正保3年(1646年)7月18日生まれ。幼名は平蔵。明暦元年(1655年)に父が死去したため、明暦2年(1656年)2月2日に家督を継いで藩主となる。しかし幼少であったため、しばらくは叔父に当たる津軽信英が補佐を務めた。信政は幼少期から聡明な人物で、山鹿素行に師事して儒学や兵学を学び、吉川惟足の師事も受けて神道を学んだ。そして、惟足からは吉川神道の奥義を授けられている。

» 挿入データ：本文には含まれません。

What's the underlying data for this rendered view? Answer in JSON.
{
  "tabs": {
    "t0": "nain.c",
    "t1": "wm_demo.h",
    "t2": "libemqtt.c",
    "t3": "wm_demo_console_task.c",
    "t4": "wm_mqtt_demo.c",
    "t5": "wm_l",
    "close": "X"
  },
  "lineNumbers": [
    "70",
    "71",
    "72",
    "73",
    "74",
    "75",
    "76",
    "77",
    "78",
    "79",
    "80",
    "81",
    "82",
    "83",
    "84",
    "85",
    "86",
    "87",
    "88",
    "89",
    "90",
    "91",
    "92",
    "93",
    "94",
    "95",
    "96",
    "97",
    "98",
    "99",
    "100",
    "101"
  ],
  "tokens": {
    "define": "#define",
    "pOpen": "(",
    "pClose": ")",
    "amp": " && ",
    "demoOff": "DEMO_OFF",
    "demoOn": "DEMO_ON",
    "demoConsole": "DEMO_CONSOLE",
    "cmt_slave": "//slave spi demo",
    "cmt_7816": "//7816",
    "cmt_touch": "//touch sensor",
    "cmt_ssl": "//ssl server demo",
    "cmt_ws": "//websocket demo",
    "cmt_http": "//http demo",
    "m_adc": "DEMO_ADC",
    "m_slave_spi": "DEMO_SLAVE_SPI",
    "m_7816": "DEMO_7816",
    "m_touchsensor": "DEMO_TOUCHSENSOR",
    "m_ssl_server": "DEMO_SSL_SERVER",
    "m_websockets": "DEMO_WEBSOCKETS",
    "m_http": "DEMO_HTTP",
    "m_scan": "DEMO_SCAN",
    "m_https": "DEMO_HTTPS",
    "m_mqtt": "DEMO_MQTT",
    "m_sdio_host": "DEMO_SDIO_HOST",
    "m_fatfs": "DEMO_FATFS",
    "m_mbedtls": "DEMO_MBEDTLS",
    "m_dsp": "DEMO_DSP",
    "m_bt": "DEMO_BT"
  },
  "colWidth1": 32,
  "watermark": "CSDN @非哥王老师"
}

こうして成長した信政は、自らが藩政を取り仕切るようになると、津軽新田の開発、治水工事、山林制度の整備、植林、検地、家臣団の郊外移住による城下町の拡大、野本道玄を招聘しての養蚕、織物、製糸業の発展・育成などに努めた。民政においても善政を敷き、弘前藩の藩政確立と発展に尽力し、藩の全盛期を築き上げたのである。文化面においても、豊田雅一や渋江道陸ら40名にも及ぶ文化人を招聘して藩の文武発展に努めた。対外的には寛文9年(1669年)のシャクシャインの反乱鎮圧、天和3年(1683年)の日光山宮普請役などで功績を挙げている。
しかし晩年である貞享4年(1687年)、烏山藩主・那須資徳(信政三男)の相続問題で幕府より叱責を受けたうえ、烏山藩那須氏改易という、那須家御家騒動に巻き込まれる(武家の名門である那須家は、交代寄合1000石として存続)。

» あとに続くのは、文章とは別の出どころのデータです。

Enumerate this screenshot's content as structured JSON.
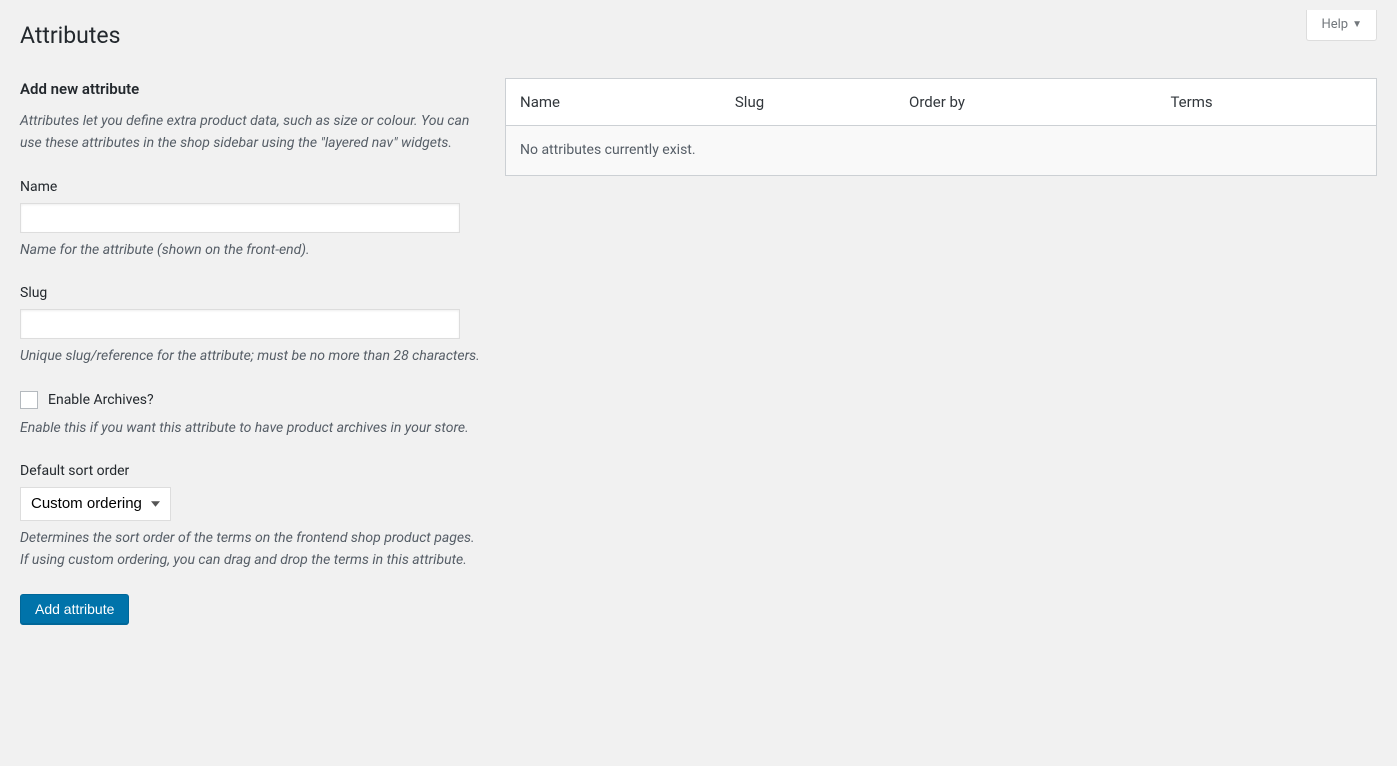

元禄8年(1695年)、藩内を襲った大飢饉で3万人以上の死者を出すなど、藩政にも行き詰まりが見え始める。元禄16年(1703年)にも播磨国赤穂藩における旧浅野氏藩士処分などの失態事件を起こすなど、次第に信政自身にも老耄が見え始め、藩政は衰退の一途をたどった。このような中で宝永7年(1710年)10月18日、弘前にて死去し、後を次男の信寿が継いだ。享年65。墓所:青森県弘前市の高照神社。
晩年は失態を重ねたが、それでも弘前藩の全盛期を築き上げた手腕は高く評価され、江戸時代前期の名君、並びに弘前藩中興の英主と言われている。